Job Description
Welcome to 2026, where we are redefining the boundaries of artificial intelligence and human-machine interaction. We are seeking a visionary Senior AI Engineer to join our elite engineering team in San Francisco. In this role, you won't just write code; you will build the neural architectures that power the next generation of intelligent systems. If you thrive in a fast-paced, high-impact environment and are passionate about the future of technology, we want to hear from you.
Why Join 2026?
- Work with cutting-edge technology in a forward-thinking environment.
- Competitive compensation and equity packages.
- Flexible remote and hybrid work options.
- Opportunity to mentor junior developers and shape technical strategy.
We are looking for a self-starter who can translate complex research concepts into scalable production solutions.
Responsibilities
- Architect and Develop: Design, train, and deploy state-of-the-art machine learning models and deep neural networks to solve complex business problems.
- Model Optimization: Fine-tune existing models for performance, scalability, and accuracy; implement MLOps pipelines for continuous integration and deployment.
- Data Strategy: Collaborate with data scientists and engineers to curate high-quality datasets and establish robust data governance protocols.

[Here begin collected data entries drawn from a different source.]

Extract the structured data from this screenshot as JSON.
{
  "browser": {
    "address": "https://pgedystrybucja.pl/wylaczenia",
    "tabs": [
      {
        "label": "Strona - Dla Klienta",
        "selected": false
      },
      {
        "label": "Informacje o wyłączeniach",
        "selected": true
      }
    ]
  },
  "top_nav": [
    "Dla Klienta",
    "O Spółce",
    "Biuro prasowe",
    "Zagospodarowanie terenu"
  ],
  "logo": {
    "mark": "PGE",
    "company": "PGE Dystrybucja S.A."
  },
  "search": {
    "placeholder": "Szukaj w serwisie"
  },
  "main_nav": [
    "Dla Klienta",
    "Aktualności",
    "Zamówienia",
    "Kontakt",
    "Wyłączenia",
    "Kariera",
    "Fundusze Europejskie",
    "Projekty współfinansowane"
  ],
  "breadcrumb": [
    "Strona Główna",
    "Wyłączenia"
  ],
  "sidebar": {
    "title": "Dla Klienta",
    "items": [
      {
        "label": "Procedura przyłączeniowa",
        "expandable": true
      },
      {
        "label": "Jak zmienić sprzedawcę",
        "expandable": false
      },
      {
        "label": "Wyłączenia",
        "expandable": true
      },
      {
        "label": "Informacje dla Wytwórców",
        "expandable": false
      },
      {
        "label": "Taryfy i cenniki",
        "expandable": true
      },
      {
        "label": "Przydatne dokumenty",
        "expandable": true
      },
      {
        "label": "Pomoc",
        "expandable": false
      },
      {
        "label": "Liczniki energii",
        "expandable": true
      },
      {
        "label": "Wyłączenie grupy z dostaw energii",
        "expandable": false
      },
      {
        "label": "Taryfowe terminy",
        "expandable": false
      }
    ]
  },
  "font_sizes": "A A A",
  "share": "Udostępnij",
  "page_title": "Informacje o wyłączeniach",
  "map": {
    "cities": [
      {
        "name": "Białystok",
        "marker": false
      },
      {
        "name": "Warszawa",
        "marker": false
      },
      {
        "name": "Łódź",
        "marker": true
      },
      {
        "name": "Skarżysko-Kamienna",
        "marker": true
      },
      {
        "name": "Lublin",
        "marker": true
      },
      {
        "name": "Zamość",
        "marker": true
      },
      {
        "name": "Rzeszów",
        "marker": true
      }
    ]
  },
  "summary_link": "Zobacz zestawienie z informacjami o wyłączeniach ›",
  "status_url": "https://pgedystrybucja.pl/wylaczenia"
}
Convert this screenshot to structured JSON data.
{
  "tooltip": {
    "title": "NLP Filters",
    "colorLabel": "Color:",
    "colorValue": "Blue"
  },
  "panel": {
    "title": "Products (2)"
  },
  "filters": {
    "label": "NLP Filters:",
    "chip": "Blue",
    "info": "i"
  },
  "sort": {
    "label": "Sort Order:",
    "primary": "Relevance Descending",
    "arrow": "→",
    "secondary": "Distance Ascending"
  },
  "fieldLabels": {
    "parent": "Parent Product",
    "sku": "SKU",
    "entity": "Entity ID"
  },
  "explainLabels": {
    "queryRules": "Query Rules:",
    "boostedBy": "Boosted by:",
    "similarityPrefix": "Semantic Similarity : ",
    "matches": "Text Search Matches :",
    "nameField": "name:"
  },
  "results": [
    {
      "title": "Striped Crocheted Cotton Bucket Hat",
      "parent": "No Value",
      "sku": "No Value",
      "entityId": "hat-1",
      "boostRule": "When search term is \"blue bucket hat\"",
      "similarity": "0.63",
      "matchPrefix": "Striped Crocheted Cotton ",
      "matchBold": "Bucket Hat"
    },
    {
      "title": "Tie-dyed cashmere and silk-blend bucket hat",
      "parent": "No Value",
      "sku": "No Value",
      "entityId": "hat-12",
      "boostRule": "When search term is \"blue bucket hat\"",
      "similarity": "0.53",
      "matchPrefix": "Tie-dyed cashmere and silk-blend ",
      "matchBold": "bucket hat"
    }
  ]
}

- Technical Leadership: Guide a team of engineers, review code, and conduct technical architecture reviews to ensure best practices in software engineering.
- Research & Innovation: Stay abreast of the latest advancements in AI, Natural Language Processing (NLP), and Computer Vision to integrate novel techniques into our products.
- Stakeholder Communication: Translate complex technical concepts into clear insights for non-technical stakeholders and product managers.
Qualifications
- Education: Bachelor’s or Master’s degree in Computer Science, Artificial Intelligence, Statistics, or a related technical field (PhD preferred).
- Experience: Minimum of 5+ years of professional experience in software engineering and machine learning.
- Technical Skills: Proficiency in Python, TensorFlow, PyTorch, or Keras. Strong understanding of distributed computing systems (e.g., Apache Spark, Kubernetes).
- Algorithms: Deep knowledge of machine learning algorithms, statistical modeling, and optimization techniques.
- Tools: Experience with cloud platforms (AWS, GCP, or Azure) and database technologies (SQL, NoSQL).
- Problem Solving: Exceptional analytical and problem-solving skills with a focus on delivering high-quality, scalable software.